Mali: France urges deployment of UN troops
2013-02-07 10:15
New York/Paris - France on Wednesday formally asked the UN
Security Council to consider the deployment of an international peacekeeping
operation in Mali, once the situation on the ground allows French troops to
leave that country.
French Ambassador Gerard Araud said he had requested the
deployment for the first time to the 15-nation council and received assurances
from council members that they would study the proposal.
"French forces won't stay in Mali and there should be a
transition in the coming weeks before 'blue helmets' troops would be deployed,"
Araud said.
The UN is ready to deploy peacekeeping troops in Mali as
soon as the situation stabilizes in the country, which could be "fairly
quickly," Herve Ladsous, under-secretary-general for Peacekeeping
Operations, responded.
With 2 000 soldiers from the UN authorized African-led
International Support Mission to Mali (AFISMA) already on the ground in Mali,
the UN Security Council has yet to make a final decision on the deployment of
peacekeeping troops.
The Malian government will have to make a request, even
though there are "different views" in Bamako about the presence of an
international force in the country, Araud said.
But Ladsous said the fact that there are already AFISMA
troops on the ground shows that the operation would be welcome.
Terrorist centres
The development in New York came as President Francois
Hollande said French forces, which are currently leading operations against
Islamist militants, could start to pull out of the African country in March.

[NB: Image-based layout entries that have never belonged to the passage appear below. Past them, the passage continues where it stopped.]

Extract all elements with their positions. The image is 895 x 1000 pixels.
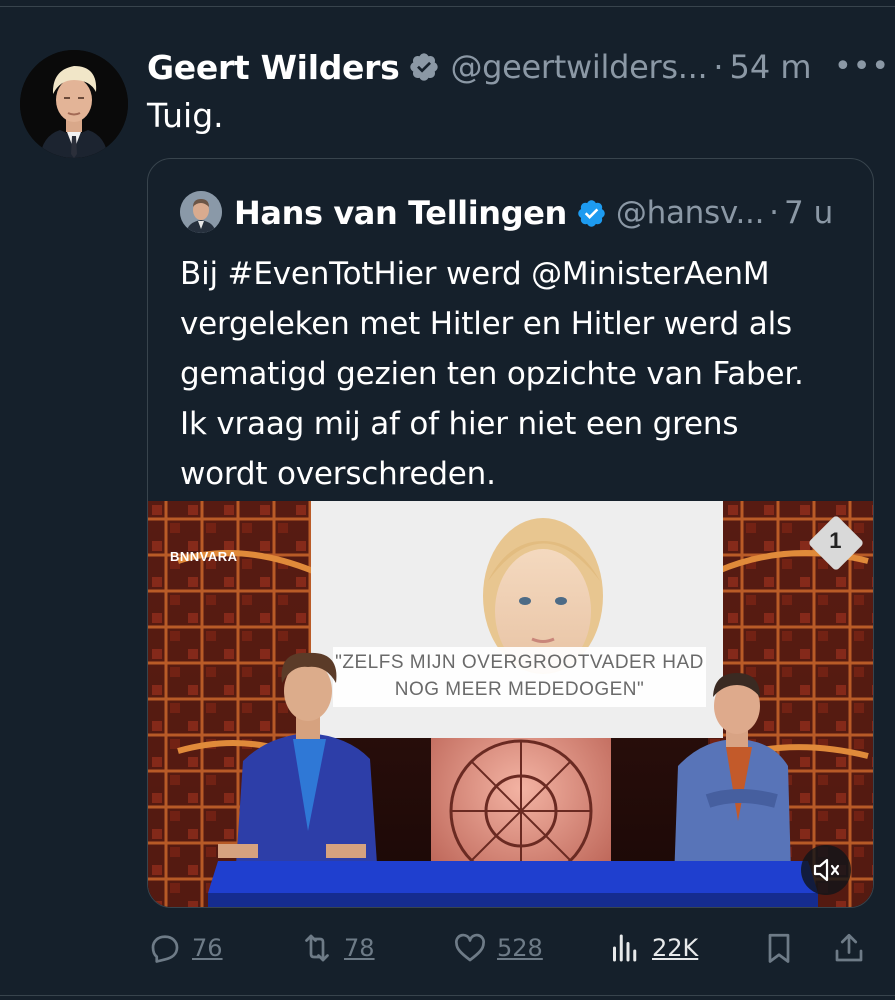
quoted-text-line: gematigd gezien ten opzichte van Faber. (180, 356, 804, 392)
verified-badge-icon (578, 199, 605, 227)
heart-icon (455, 933, 485, 962)
channel-logo: BNNVARA (170, 549, 238, 564)
reply-icon (151, 935, 179, 963)
quoted-author-handle[interactable]: @hansv... (616, 195, 765, 231)
separator-dot: · (713, 48, 724, 86)
quoted-text-line: Bij #EvenTotHier werd @MinisterAenM (180, 256, 770, 292)
video-caption: "ZELFS MIJN OVERGROOTVADER HAD NOG MEER … (333, 649, 706, 703)
like-count: 528 (497, 934, 543, 962)
author-handle[interactable]: @geertwilders... (450, 48, 707, 86)
reply-button[interactable]: 76 (147, 925, 223, 971)
speaker-muted-icon (813, 858, 840, 882)
repost-button[interactable]: 78 (299, 925, 375, 971)
quoted-text-line: vergeleken met Hitler en Hitler werd als (180, 306, 792, 342)
share-button[interactable] (831, 925, 867, 971)
caption-line: NOG MEER MEDEDOGEN" (394, 679, 645, 700)
more-options-icon[interactable]: ••• (834, 52, 890, 82)
quoted-timestamp[interactable]: 7 u (784, 195, 833, 231)
share-icon (835, 933, 863, 962)
repost-icon (305, 934, 329, 962)
tweet-text: Tuig. (147, 96, 224, 135)
quoted-text-line: wordt overschreden. (180, 456, 496, 492)
tweet-header: Geert Wilders @geertwilders... · 54 m (147, 44, 812, 90)
quoted-author-name[interactable]: Hans van Tellingen (234, 194, 567, 232)
caption-line: "ZELFS MIJN OVERGROOTVADER HAD (335, 652, 704, 673)
quoted-text-line: Ik vraag mij af of hier niet een grens (180, 406, 739, 442)
views-count: 22K (652, 934, 699, 962)
top-divider (0, 6, 895, 7)
mute-button[interactable] (801, 845, 851, 895)
video-frame (148, 501, 873, 907)
author-avatar[interactable] (20, 50, 128, 158)
quoted-tweet-text: Bij #EvenTotHier werd @MinisterAenM verg… (180, 249, 860, 499)
author-name[interactable]: Geert Wilders (147, 48, 400, 87)
tweet-actions: 76 78 528 22K (147, 925, 874, 971)
reply-count: 76 (192, 934, 223, 962)
bookmark-icon (768, 933, 790, 963)
separator-dot: · (769, 195, 779, 231)
views-bar-chart-icon (613, 934, 637, 962)
repost-count: 78 (344, 934, 375, 962)
npo-number: 1 (829, 527, 842, 553)
bookmark-button[interactable] (761, 925, 797, 971)
verified-badge-icon (410, 53, 439, 81)
quoted-header: Hans van Tellingen @hansv... · 7 u (234, 192, 833, 234)
quoted-tweet[interactable]: Hans van Tellingen @hansv... · 7 u Bij #… (147, 158, 874, 908)
tweet-timestamp[interactable]: 54 m (730, 48, 812, 86)
bottom-divider (0, 995, 895, 996)
video-player[interactable]: BNNVARA "ZELFS MIJN OVERGROOTVADER HAD N… (148, 501, 873, 907)
like-button[interactable]: 528 (452, 925, 543, 971)
views-button[interactable]: 22K (607, 925, 698, 971)
quoted-author-avatar[interactable] (180, 191, 222, 233)
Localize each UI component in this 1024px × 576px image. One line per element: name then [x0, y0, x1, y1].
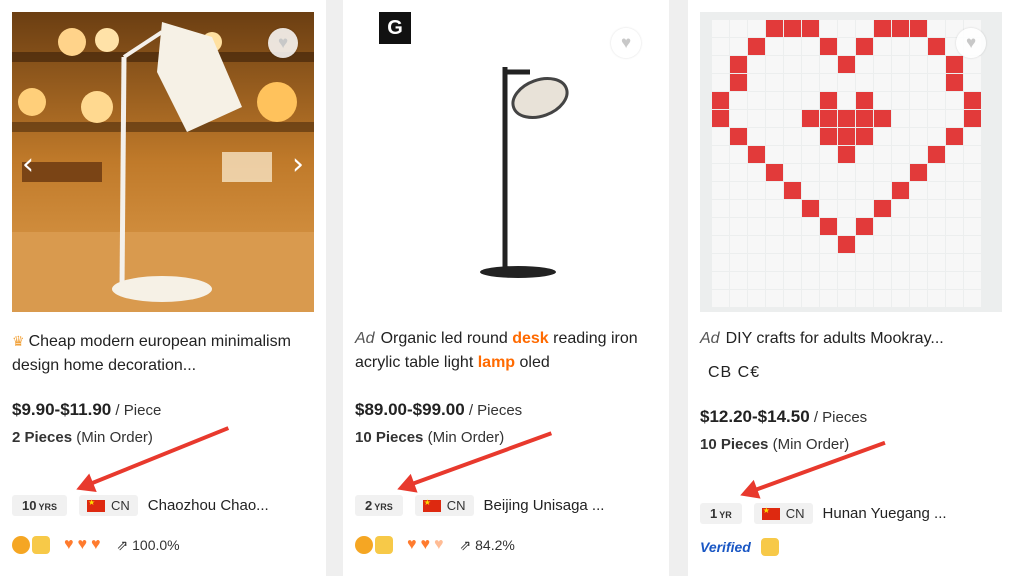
- moq-count: 10 Pieces: [700, 436, 769, 453]
- product-card[interactable]: ♥ ‹ › ♛ Cheap modern european minimalism …: [0, 0, 326, 576]
- favorite-heart-icon[interactable]: ♥: [611, 28, 641, 58]
- verified-badge: Verified: [700, 539, 751, 555]
- min-order: 2 Pieces (Min Order): [12, 429, 153, 446]
- years-value: 2: [365, 498, 373, 513]
- product-title-text[interactable]: Cheap modern european minimalism design …: [12, 333, 291, 374]
- china-flag-icon: [422, 498, 441, 512]
- moq-label: (Min Order): [768, 436, 850, 453]
- rating-heart-icon: ♥: [420, 536, 431, 553]
- min-order: 10 Pieces (Min Order): [700, 436, 849, 453]
- product-grid: ♥ ‹ › ♛ Cheap modern european minimalism …: [0, 0, 1024, 576]
- rating-heart-icon: ♥: [407, 536, 417, 553]
- country-badge: CN: [78, 495, 138, 516]
- supplier-name[interactable]: Chaozhou Chao...: [148, 497, 269, 514]
- product-title[interactable]: Ad Organic led round desk reading iron ac…: [355, 327, 655, 375]
- years-value: 10: [22, 498, 37, 513]
- price: $12.20-$14.50 / Pieces: [700, 407, 867, 427]
- favorite-heart-icon[interactable]: ♥: [956, 28, 986, 58]
- title-part[interactable]: Organic led round: [381, 330, 513, 347]
- response-rate-value: 100.0%: [132, 536, 180, 553]
- supplier-badges: ♥ ♥ ♥ ⇗ 84.2%: [355, 536, 515, 554]
- country-badge: CN: [753, 503, 813, 524]
- country-code: CN: [785, 506, 805, 521]
- price-unit: / Pieces: [809, 409, 868, 426]
- product-title-text[interactable]: DIY crafts for adults Mookray...: [726, 330, 944, 347]
- product-card[interactable]: ♥ Ad DIY crafts for adults Mookray... CB …: [688, 0, 1024, 576]
- response-rate: ⇗ 100.0%: [116, 536, 180, 553]
- supplier-badges: ♥ ♥ ♥ ⇗ 100.0%: [12, 536, 180, 554]
- heart-pixel-photo: [700, 12, 1002, 312]
- assessed-supplier-icon: [32, 536, 50, 554]
- country-badge: CN: [414, 495, 474, 516]
- moq-label: (Min Order): [423, 429, 505, 446]
- price: $89.00-$99.00 / Pieces: [355, 400, 522, 420]
- china-flag-icon: [761, 506, 780, 520]
- rating-heart-icon: ♥: [64, 536, 74, 553]
- price: $9.90-$11.90 / Piece: [12, 400, 161, 420]
- product-image[interactable]: G ♥: [355, 12, 657, 312]
- ad-label: Ad: [355, 330, 375, 347]
- next-image-icon[interactable]: ›: [292, 150, 304, 180]
- product-image[interactable]: ♥ ‹ ›: [12, 12, 314, 312]
- product-title[interactable]: Ad DIY crafts for adults Mookray...: [700, 327, 1000, 351]
- favorite-heart-icon[interactable]: ♥: [268, 28, 298, 58]
- years-badge: 2 YRS: [355, 495, 403, 516]
- rating-half-heart-icon: ♥: [434, 536, 444, 553]
- china-flag-icon: [86, 498, 105, 512]
- brand-logo-icon: G: [379, 12, 411, 44]
- price-range: $9.90-$11.90: [12, 400, 112, 419]
- country-code: CN: [110, 498, 130, 513]
- years-value: 1: [710, 506, 718, 521]
- assessed-supplier-icon: [375, 536, 393, 554]
- years-badge: 10 YRS: [12, 495, 67, 516]
- years-unit: YR: [719, 510, 732, 520]
- years-badge: 1 YR: [700, 503, 742, 524]
- gold-supplier-icon: [12, 536, 30, 554]
- prev-image-icon[interactable]: ‹: [22, 150, 34, 180]
- rating-heart-icon: ♥: [91, 536, 101, 553]
- supplier-name[interactable]: Hunan Yuegang ...: [823, 505, 947, 522]
- product-title[interactable]: ♛ Cheap modern european minimalism design…: [12, 329, 312, 378]
- min-order: 10 Pieces (Min Order): [355, 429, 504, 446]
- assessed-supplier-icon: [760, 538, 779, 556]
- supplier-badges: Verified: [700, 538, 793, 556]
- supplier-row: 1YR CN Hunan Yuegang ...: [700, 503, 1000, 524]
- certification-icons: CB C€: [708, 364, 761, 381]
- supplier-name[interactable]: Beijing Unisaga ...: [484, 497, 605, 514]
- ad-label: Ad: [700, 330, 720, 347]
- price-unit: / Pieces: [464, 402, 523, 419]
- lamp-photo: [12, 12, 314, 312]
- crown-icon: ♛: [12, 333, 25, 349]
- supplier-row: 10YRS CN Chaozhou Chao...: [12, 495, 312, 516]
- price-range: $89.00-$99.00: [355, 400, 465, 419]
- title-part[interactable]: oled: [515, 354, 550, 371]
- country-code: CN: [446, 498, 466, 513]
- years-unit: YRS: [38, 502, 57, 512]
- moq-count: 2 Pieces: [12, 429, 73, 446]
- years-unit: YRS: [374, 502, 393, 512]
- moq-label: (Min Order): [72, 429, 153, 446]
- rating-heart-icon: ♥: [77, 536, 88, 553]
- response-rate: ⇗ 84.2%: [459, 536, 515, 553]
- lamp-photo: [355, 12, 657, 312]
- product-image[interactable]: ♥: [700, 12, 1002, 312]
- price-range: $12.20-$14.50: [700, 407, 810, 426]
- response-rate-value: 84.2%: [475, 536, 515, 553]
- moq-count: 10 Pieces: [355, 429, 424, 446]
- title-highlight[interactable]: lamp: [478, 354, 515, 371]
- gold-supplier-icon: [355, 536, 373, 554]
- title-highlight[interactable]: desk: [512, 330, 548, 347]
- price-unit: / Piece: [111, 402, 162, 419]
- product-card[interactable]: G ♥ Ad Organic led round desk reading iro…: [343, 0, 669, 576]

French forces would progressively hand over to an expected 7
700 African troops and Malian forces but would "continue to act in the
north, where there are still terrorist centres", French Foreign Minister
Laurent Fabius told Metro newspaper.
France began airstrikes against rebels positions in northern
Mali in January, after they began advancing south toward the capital Bamako
from their northern strongholds.
French and Malian forces have driven the rebels out of the
main urban areas they had controlled for nine months, but the insurgents remain
active in the desert hinterland.
On Tuesday, insurgents fired rockets at the outskirts of
Gao, one of three key northern Malian cities where militants were driven out by
French and Malian forces in the last two weeks, French Defence Minister Jean-Yves
Le Drian told Europe 1.
A Malian military official told dpa that French forces would
soon deploy from the ancient city of Timbuktu, which had been liberated last
week, to Gao, in order to boost joint forces there.
Meanwhile, some 1 800 Chadian troops, helped by French
forces, were guarding positions in Kidal, about 350 kilometres north of Gao.
Kidal is currently under the control of the Tuareg
separatist Movement for the Liberation of Azawad (MNLA), a secular group which
has welcomed French intervention.
Minor injuries
According to Malian military sources, the MNLA had started
negotiations with the al-Qaeda-affiliated insurgents to free the seven French
hostages they were suspected to be holding.
"I believe that France wants to use [contacts with the
MNLA] to locate its nationals taken hostage by armed groups," said a
Malian army officer speaking on condition of anonymity.
The French hostages are believed to be held by Islamists in
the mountainous area around Kidal.
Kidal had been under the control of the homegrown insurgent
group Ansar Dine - allied with the jihadist al-Qaeda in the Islamic Maghreb (Aqim)
-since June 2012. The MNLA retook the city last week as France launched
airstrikes on Islamist positions.
Le Drian has said that "several hundred" militants
had been killed since the offensive began on 11 January, mostly in airstrikes.
France lost one helicopter pilot on the first day of
fighting and also had "two or three" minor injuries, he said.